Près de dix ans après les faits, la justice française a rendu un verdict définitif dans l’affaire qui a ébranlé les milieux du journalisme et de la diplomatie : les journalistes Éric Laurent et Catherine Graciet ont été condamnés, respectivement, à douze et dix mois de prison avec sursis pour tentative de chantage envers le roi du Maroc, Mohammed VI. Une amende de 5 000 euros leur a également été infligée. La peine, bien que légèrement allégée par rapport à celle prononcée en première instance, vient clore une affaire sensible mêlant journalisme d’investigation, enjeux géopolitiques et zones d’ombre.
Une affaire née d’un second livre
L’histoire débute à l’été 2015. Forts du retentissement provoqué par leur ouvrage « Le Roi prédateur » paru en 2012, qui accusait le roi Mohammed VI et son entourage d’enrichissement personnel aux dépens du Maroc, Éric Laurent et Catherine Graciet entament la préparation d’un second opus. C’est dans ce contexte qu’Éric Laurent contacte le cabinet royal marocain.
La prise de contact débouche rapidement sur une rencontre avec un émissaire du palais.
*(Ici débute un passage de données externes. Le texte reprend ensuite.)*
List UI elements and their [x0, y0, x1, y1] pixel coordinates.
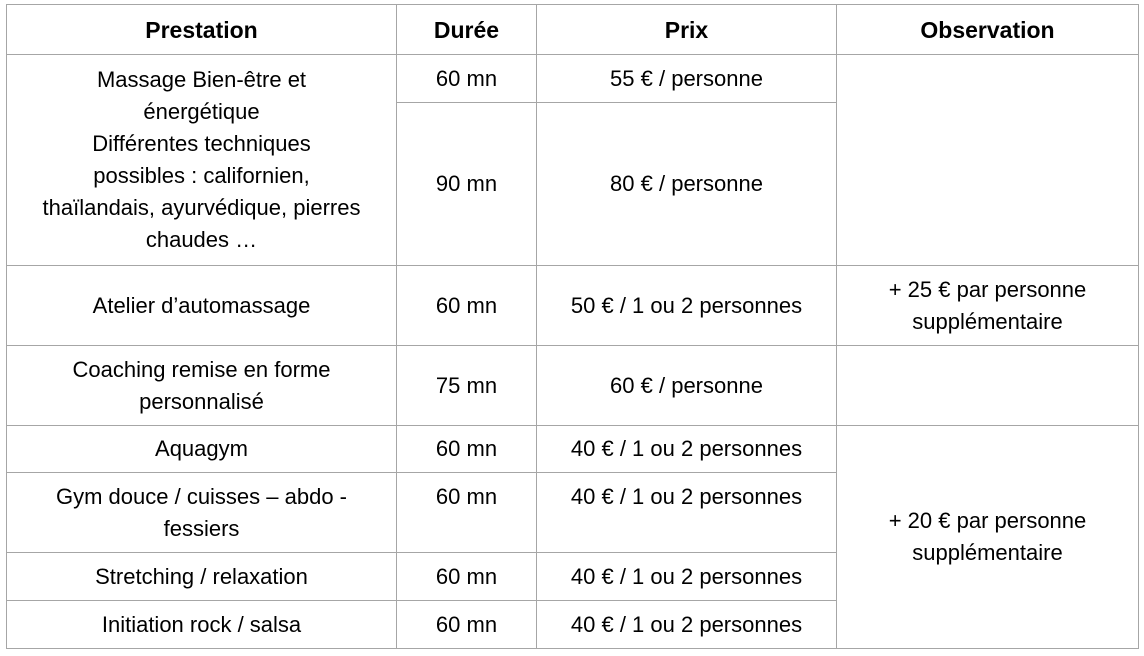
- prix-cell: 40 € / 1 ou 2 personnes: [537, 601, 837, 649]
- duree-cell: 60 mn: [397, 426, 537, 473]
- header-prestation: Prestation: [7, 5, 397, 55]
- prix-cell: 40 € / 1 ou 2 personnes: [537, 473, 837, 553]
- header-observation: Observation: [837, 5, 1139, 55]
- header-prix: Prix: [537, 5, 837, 55]
- prestation-text: Aquagym: [155, 436, 248, 461]
- prestation-text: Stretching / relaxation: [95, 563, 308, 589]
- duree-cell: 60 mn: [397, 601, 537, 649]
- observation-cell: [837, 426, 1139, 649]
- header-row: [7, 5, 1139, 55]
- table-body: [7, 55, 1139, 649]
- header-duree: Durée: [397, 5, 537, 55]
- prestation-text: Massage Bien-être et énergétique Différentes techniques possibles : californien, thaïlandais, ayurvédique, pierres chaudes …: [42, 67, 361, 252]
- duree-cell: 60 mn: [397, 266, 537, 346]
- prestation-cell: [7, 473, 397, 553]
- duree-cell: 60 mn: [397, 55, 537, 103]
- observation-cell: [837, 346, 1139, 426]
- table-row: [7, 266, 1139, 346]
- duree-cell: 75 mn: [397, 346, 537, 426]
- prix-cell: 40 € / 1 ou 2 personnes: [537, 426, 837, 473]
- prix-cell: 60 € / personne: [537, 346, 837, 426]
- pricing-table: [6, 4, 1139, 649]
- table-row: [7, 55, 1139, 103]
- prix-cell: 80 € / personne: [537, 103, 837, 266]
- duree-cell: 60 mn: [397, 553, 537, 601]
- duree-cell: 90 mn: [397, 103, 537, 266]
- prestation-cell: [7, 55, 397, 266]
- prestation-text: Atelier d’automassage: [92, 292, 311, 318]
- prestation-text: Coaching remise en forme personnalisé: [72, 356, 331, 414]
- prix-cell: 40 € / 1 ou 2 personnes: [537, 553, 837, 601]
- prestation-text: Initiation rock / salsa: [101, 611, 302, 637]
- table-row: [7, 346, 1139, 426]
- table-header: [7, 5, 1139, 55]
- prestation-cell: [7, 346, 397, 426]
- observation-cell: [837, 266, 1139, 346]
- table-row: [7, 426, 1139, 473]
- prix-cell: 55 € / personne: [537, 55, 837, 103]
- observation-text: + 25 € par personne supplémentaire: [888, 276, 1087, 334]
- duree-cell: 60 mn: [397, 473, 537, 553]
- prix-cell: 50 € / 1 ou 2 personnes: [537, 266, 837, 346]
- prestation-cell: [7, 601, 397, 649]
- group-observation-text: + 20 € par personne supplémentaire: [888, 508, 1087, 565]
- prestation-cell: [7, 553, 397, 601]
- prestation-cell: [7, 426, 397, 473]
- prestation-text: Gym douce / cuisses – abdo - fessiers: [55, 483, 348, 541]
- observation-cell: [837, 55, 1139, 266]
- prestation-cell: [7, 266, 397, 346]
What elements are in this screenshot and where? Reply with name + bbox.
Mais ce premier échange soulève de fortes suspicions côté marocain. Le royaume dépose plainte pour tentative de chantage et la justice française est saisie. Les autorités judiciaires mettent alors en place un dispositif de surveillance, enregistrant les rendez-vous suivants. Deux autres réunions sont organisées dans un hôtel parisien, toutes placées sous la surveillance de la police
Trois rencontres sous surveillance
Lors du troisième et dernier rendez-vous, un document est signé : les journalistes s’engagent à ne pas publier leur livre, en échange d’un paiement de deux millions d’euros. À la sortie de ce rendez-vous, Éric Laurent et Catherine Graciet sont interpellés par la police, en possession de deux enveloppes contenant chacune 40 000 euros en liquide, premier acompte du supposé accord. Ces éléments, notamment les enregistrements audio et les preuves matérielles, ont constitué le cœur de l’accusation.
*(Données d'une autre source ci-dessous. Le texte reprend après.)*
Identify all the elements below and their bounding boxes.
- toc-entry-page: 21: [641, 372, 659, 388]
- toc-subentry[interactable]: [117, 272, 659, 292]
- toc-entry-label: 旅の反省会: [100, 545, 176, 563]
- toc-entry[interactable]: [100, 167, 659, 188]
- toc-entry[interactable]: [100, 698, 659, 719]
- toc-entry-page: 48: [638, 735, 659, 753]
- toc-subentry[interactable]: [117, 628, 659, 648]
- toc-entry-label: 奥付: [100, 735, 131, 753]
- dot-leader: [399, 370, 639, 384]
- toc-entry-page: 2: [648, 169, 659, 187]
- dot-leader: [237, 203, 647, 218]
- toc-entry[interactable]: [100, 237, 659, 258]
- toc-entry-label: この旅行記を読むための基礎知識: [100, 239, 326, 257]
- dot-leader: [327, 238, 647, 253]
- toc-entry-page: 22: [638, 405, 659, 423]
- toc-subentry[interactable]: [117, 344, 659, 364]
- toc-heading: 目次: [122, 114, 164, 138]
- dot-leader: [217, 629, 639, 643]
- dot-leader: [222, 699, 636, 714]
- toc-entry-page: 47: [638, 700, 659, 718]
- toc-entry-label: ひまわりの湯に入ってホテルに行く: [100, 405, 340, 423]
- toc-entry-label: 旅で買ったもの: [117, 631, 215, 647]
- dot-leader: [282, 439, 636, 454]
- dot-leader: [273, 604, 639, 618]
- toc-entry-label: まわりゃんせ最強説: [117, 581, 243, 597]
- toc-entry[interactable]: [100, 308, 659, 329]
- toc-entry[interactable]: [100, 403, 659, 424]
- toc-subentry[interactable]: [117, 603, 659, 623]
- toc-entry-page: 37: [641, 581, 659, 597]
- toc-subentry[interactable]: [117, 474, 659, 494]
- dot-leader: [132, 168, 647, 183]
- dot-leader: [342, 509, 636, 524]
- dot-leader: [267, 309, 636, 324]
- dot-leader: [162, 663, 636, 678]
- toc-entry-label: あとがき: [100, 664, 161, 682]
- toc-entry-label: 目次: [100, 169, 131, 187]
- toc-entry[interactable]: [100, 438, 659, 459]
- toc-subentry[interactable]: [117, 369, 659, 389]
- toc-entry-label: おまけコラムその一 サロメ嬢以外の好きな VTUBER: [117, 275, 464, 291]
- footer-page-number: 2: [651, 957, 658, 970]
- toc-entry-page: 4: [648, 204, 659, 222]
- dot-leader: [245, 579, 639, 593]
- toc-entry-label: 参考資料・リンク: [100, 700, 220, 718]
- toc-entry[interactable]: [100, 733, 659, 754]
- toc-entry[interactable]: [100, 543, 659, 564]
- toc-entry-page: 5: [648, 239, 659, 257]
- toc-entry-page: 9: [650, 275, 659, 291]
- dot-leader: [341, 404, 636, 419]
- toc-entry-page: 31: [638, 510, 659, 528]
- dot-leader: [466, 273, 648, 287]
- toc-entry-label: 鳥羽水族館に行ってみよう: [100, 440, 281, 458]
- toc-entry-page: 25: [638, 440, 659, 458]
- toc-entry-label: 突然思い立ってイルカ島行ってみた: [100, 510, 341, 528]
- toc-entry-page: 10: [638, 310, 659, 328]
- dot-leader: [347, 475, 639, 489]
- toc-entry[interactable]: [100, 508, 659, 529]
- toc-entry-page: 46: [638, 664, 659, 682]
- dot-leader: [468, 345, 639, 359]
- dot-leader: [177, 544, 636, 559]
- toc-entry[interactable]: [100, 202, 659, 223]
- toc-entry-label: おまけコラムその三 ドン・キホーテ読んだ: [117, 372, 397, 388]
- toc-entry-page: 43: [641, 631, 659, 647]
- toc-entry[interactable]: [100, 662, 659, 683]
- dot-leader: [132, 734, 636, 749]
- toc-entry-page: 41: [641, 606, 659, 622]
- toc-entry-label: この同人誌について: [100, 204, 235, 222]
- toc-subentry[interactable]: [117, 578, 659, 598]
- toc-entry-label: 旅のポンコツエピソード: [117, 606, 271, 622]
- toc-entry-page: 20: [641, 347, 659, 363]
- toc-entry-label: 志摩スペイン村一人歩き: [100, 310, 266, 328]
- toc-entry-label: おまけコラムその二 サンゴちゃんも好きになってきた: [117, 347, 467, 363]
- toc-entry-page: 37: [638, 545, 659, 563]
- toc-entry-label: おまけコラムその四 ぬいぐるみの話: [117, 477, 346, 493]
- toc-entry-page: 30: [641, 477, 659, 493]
Durant le procès, les deux journalistes ont rejeté les accusations de chantage, tout en reconnaissant une « erreur déontologique ». Selon eux, il ne s’agissait pas d’une démarche de menace, mais plutôt d’une négociation ambigüe, entamée à l’initiative du Maroc. Éric Laurent a affirmé que l’idée d’une « transaction » émanait de l’émissaire marocain. Il a expliqué avoir accepté cette proposition en raison d’une « situation personnelle très dure », tout en admettant que cela constituait une grave entorse à l’éthique journalistique.
Des versions divergentes
De son côté, Catherine Graciet a tenté de se distancier davantage de l’affaire. Elle a déclaré n’avoir pas été informée des négociations initiales et a exprimé son « scepticisme » dès le départ. Elle dit avoir perçu une tentative de piège orchestrée par le Maroc et soutient qu’elle a assisté à la dernière réunion dans l’espoir d’y trouver la matière d’un scoop sur une opération de corruption visant des journalistes.
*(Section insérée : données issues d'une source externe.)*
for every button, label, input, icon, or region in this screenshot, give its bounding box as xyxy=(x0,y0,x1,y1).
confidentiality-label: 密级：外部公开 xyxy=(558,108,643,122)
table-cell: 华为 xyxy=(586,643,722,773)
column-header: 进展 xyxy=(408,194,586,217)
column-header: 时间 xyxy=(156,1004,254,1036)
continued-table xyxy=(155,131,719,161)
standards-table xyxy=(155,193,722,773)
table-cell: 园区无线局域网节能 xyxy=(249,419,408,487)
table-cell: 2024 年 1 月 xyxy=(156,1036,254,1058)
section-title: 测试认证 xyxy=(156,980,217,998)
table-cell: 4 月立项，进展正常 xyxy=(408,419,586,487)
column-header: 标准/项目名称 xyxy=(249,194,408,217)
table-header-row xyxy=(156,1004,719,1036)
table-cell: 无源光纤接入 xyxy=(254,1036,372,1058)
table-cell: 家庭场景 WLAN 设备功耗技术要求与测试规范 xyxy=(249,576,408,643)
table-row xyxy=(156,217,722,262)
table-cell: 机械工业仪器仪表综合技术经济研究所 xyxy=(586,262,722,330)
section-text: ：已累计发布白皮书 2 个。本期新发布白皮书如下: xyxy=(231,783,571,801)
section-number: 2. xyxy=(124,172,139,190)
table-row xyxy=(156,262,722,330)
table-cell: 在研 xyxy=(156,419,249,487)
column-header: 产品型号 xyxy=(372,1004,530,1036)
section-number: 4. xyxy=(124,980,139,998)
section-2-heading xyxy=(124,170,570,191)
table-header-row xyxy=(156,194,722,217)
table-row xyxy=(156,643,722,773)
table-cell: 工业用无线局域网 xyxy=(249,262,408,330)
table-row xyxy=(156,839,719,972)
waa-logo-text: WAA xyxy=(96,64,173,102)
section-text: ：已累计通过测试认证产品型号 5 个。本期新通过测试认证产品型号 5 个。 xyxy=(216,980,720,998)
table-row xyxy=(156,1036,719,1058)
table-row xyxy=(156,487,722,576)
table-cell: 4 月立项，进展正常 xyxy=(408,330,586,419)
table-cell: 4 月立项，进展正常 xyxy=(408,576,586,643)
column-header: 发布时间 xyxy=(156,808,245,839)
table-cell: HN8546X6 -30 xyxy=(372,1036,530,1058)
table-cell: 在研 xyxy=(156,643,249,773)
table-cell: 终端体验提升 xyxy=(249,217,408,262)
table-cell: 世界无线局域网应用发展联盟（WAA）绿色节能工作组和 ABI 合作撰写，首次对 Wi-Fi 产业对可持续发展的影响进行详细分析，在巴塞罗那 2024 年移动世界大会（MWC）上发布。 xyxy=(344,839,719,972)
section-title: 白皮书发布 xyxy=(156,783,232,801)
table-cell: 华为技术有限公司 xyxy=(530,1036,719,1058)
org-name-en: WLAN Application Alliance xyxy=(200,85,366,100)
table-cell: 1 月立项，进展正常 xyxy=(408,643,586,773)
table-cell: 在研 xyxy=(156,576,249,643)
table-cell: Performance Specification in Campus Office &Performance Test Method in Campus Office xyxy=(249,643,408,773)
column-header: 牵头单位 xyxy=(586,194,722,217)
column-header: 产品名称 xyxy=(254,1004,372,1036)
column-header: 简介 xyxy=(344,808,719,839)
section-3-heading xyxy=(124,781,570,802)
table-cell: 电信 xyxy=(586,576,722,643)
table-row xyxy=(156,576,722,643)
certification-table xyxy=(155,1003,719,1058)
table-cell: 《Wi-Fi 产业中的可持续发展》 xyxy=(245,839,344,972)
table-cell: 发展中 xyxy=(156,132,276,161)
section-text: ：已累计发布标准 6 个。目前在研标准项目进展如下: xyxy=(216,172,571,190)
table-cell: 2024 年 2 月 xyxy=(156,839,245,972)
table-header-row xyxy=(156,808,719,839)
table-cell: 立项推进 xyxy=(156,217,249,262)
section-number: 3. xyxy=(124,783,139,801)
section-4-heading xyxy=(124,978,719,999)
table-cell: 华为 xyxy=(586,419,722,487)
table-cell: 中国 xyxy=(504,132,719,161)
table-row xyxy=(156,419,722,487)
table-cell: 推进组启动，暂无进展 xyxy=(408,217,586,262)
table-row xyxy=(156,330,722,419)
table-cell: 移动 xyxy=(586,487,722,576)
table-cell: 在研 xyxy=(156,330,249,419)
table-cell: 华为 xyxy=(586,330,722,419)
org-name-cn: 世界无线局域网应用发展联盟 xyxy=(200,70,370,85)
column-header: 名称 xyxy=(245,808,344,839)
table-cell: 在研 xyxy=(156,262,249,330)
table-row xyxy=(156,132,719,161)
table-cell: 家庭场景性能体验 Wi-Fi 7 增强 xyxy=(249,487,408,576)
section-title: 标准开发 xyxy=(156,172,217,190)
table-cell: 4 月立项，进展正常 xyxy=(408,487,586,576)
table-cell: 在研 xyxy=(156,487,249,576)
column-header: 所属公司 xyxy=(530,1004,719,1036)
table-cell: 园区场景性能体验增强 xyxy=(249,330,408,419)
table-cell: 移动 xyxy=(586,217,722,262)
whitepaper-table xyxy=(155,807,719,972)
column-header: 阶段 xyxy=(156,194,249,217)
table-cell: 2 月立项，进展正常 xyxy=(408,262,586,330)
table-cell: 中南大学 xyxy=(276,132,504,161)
Derrière le fait divers judiciaire se cache un dossier à forte charge symbolique. Le Maroc, pays allié de la France mais souvent critiqué pour son rapport à la liberté de la presse, a voulu montrer sa fermeté. Le royaume a suivi l’affaire de près, y voyant une atteinte à l’honneur de son souverain. Pour la défense, cette affaire soulève des questions sur la liberté de la presse, les méthodes du renseignement marocain, et le rôle joué par l’État français dans une affaire aux fortes résonances diplomatiques.